Ce jugement a été signifié à Madame [D] [W] le 13 avril 2023.

L'octroi de la force publique a été accordé le 26 septembre 2023.

Par requête reçue au greffe le 04 octobre 2023, Madame [W] a sollicité l’octroi d’un délai à la mesure d’expulsion.

Le locataire et le bailleur ont été invités à comparaître devant ce tribunal à l’audience du 19 janvier 2024.

Madame [W] ne s'étant pas présentée à l'audience, la caducité de la demande a été prononcée.

Madame [W] a fait connaître un motif valable de non comparution et a été relevée de caducité.

Les parties ont été à nouveau convoquées à l'audience du 15 mars 2024.

PRETENTIONS ET MOYENS DES PARTIES

A cette audience, Madame [W] a formulé les demandes suivantes : lui accorder un délai de 5 mois pour quitter son logement. Au soutien de sa demande, Madame [W] indique qu'elle bénéficie désormais d'un plan de surendettement, qu'elle règle régulièrement son loyer depuis le mois de mai 2023 et qu'elle recherche activement un logement dans le parc privé, n'étant pas éligible à un logement social.

La société SIA HABITAT, qui a signé l'accusé de réception de sa convocation, n'a pas comparu.

A l'issue des débats les parties ont été informées que la décision serait rendue, après plus ample délibéré, par jugement mis à disposition au greffe le 26 avril 2024.

Ce délibéré a dû être prorogé au 15 mai 2024 au raison d'une surcharge conjoncturelle de travail du magistrat rédacteur.

MOTIFS DE LA DECISION

SUR LA DEMANDE DE DELAIS

Aux termes de l'article L 412-3 du code des procédures civiles d'exécution, le juge peut accorder des délais renouvelables aux occupants de lieux habités ou de locaux à usage professionnel, dont l'expulsion a été ordonnée judiciairement, chaque fois que le relogement des intéressés ne peut avoir lieu dans des conditions normales.

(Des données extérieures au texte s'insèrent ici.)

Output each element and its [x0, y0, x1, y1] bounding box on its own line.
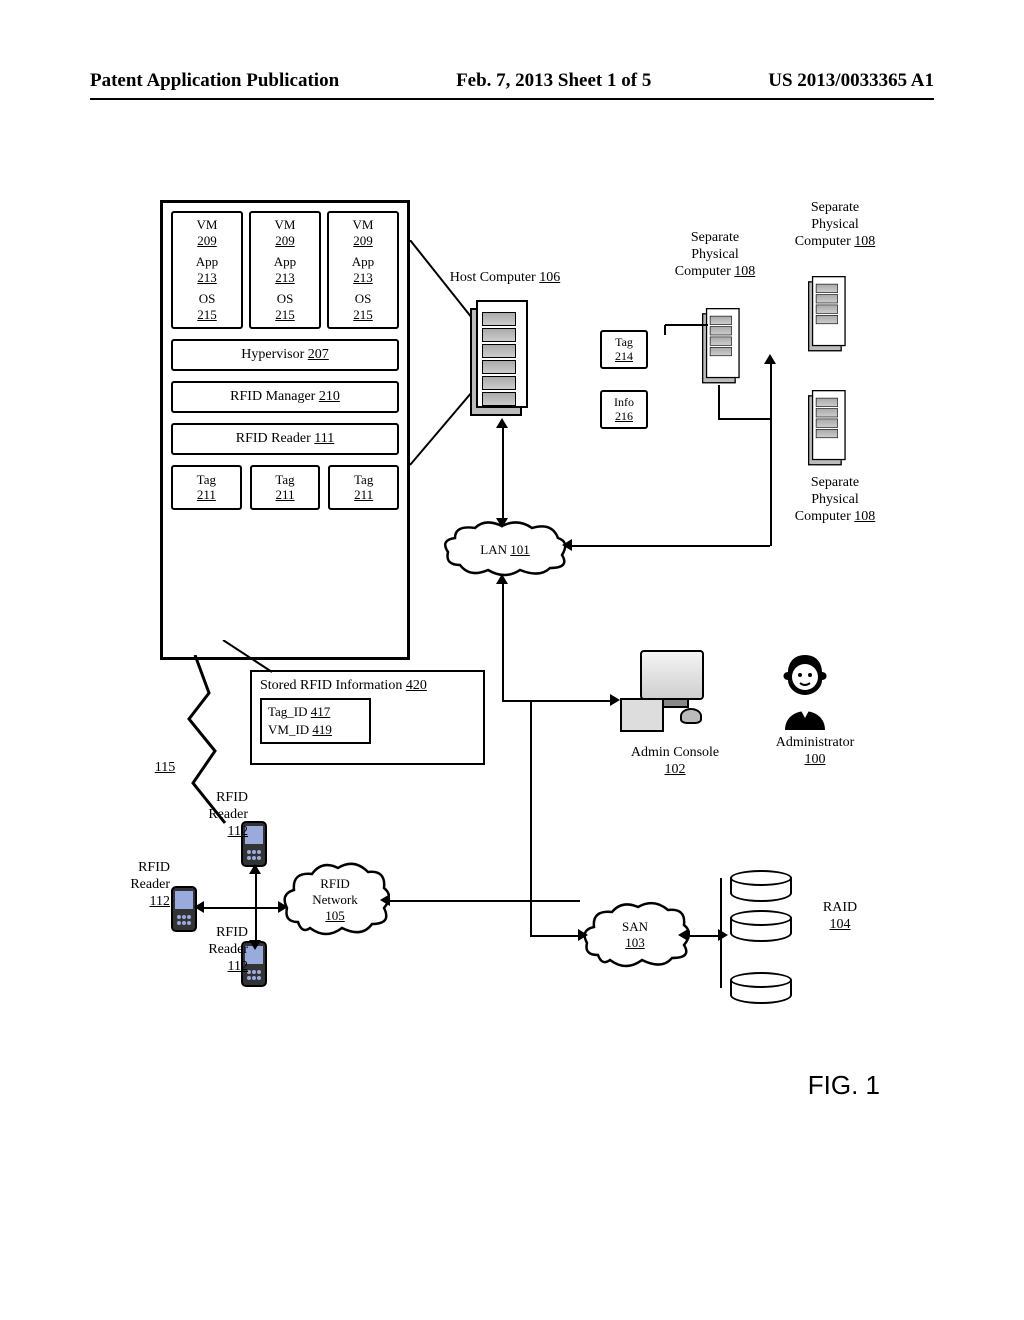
header-center: Feb. 7, 2013 Sheet 1 of 5 — [456, 70, 651, 92]
tag-cell-2: Tag211 — [250, 465, 321, 510]
raid-cylinder-3 — [730, 972, 792, 1006]
vm-columns: VM209 App213 OS215 VM209 App213 OS215 VM… — [171, 211, 399, 329]
header-right: US 2013/0033365 A1 — [768, 70, 934, 92]
remote-tag-box: Tag214 — [600, 330, 648, 369]
header-left: Patent Application Publication — [90, 70, 339, 92]
stored-rfid-callout: Stored RFID Information 420 Tag_ID 417 V… — [250, 670, 485, 765]
vm-column-3: VM209 App213 OS215 — [327, 211, 399, 329]
host-computer-detail-box: VM209 App213 OS215 VM209 App213 OS215 VM… — [160, 200, 410, 660]
host-computer-icon — [470, 300, 526, 420]
raid-label: RAID104 — [810, 900, 870, 934]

Le juge qui ordonne l'expulsion peut accorder les mêmes délais, dans les mêmes conditions.

Cette disposition n'est pas applicable lorsque le propriétaire exerce son droit de reprise dans les conditions prévues à l'article 19 de la loi n° 48-1360 du 1er septembre 1948 portant modification et codification de la législation relative aux rapports des bailleurs et locataires ou occupants de locaux d'habitation ou à usage professionnel et instituant des allocations de logement, lorsque la procédure de relogement effectuée en application de l'article L. 442-4-1 du code de la construction et de l'habitation n'a pas été suivie d'effet du fait du locataire ou lorsque ce dernier est de mauvaise foi. Les deux premiers alinéas du présent article ne s'appliquent pas lorsque les occupants dont l'expulsion a été ordonnée sont entrés dans les locaux à l'aide de manœuvres, de menaces, de voies de fait ou de contrainte.

L'article L 412-4 du même code précise que la durée des délais prévus à l'article L. 412-3 ne peut, en aucun cas, être inférieure à un mois ni supérieure à un an. Pour la fixation de ces délais, il est tenu compte de la bonne ou mauvaise volonté manifestée par l'occupant dans l'exécution de ses obligations, des situations respectives du propriétaire et de l'occupant, notamment en ce qui concerne l'âge, l'état de santé, la qualité de sinistré par faits de guerre, la situation de famille ou de fortune de chacun d'eux, les circonstances atmosphériques, ainsi que des diligences que l'occupant justifie avoir faites en vue de son relogement. Il est également tenu compte du droit à un logement décent et indépendant, des délais liés aux recours engagés selon les modalités prévues aux articles L. 441-2-3 et L. 441-2-3-1 du code de la construction et de l'habitation et du délai prévisible de relogement des intéressés.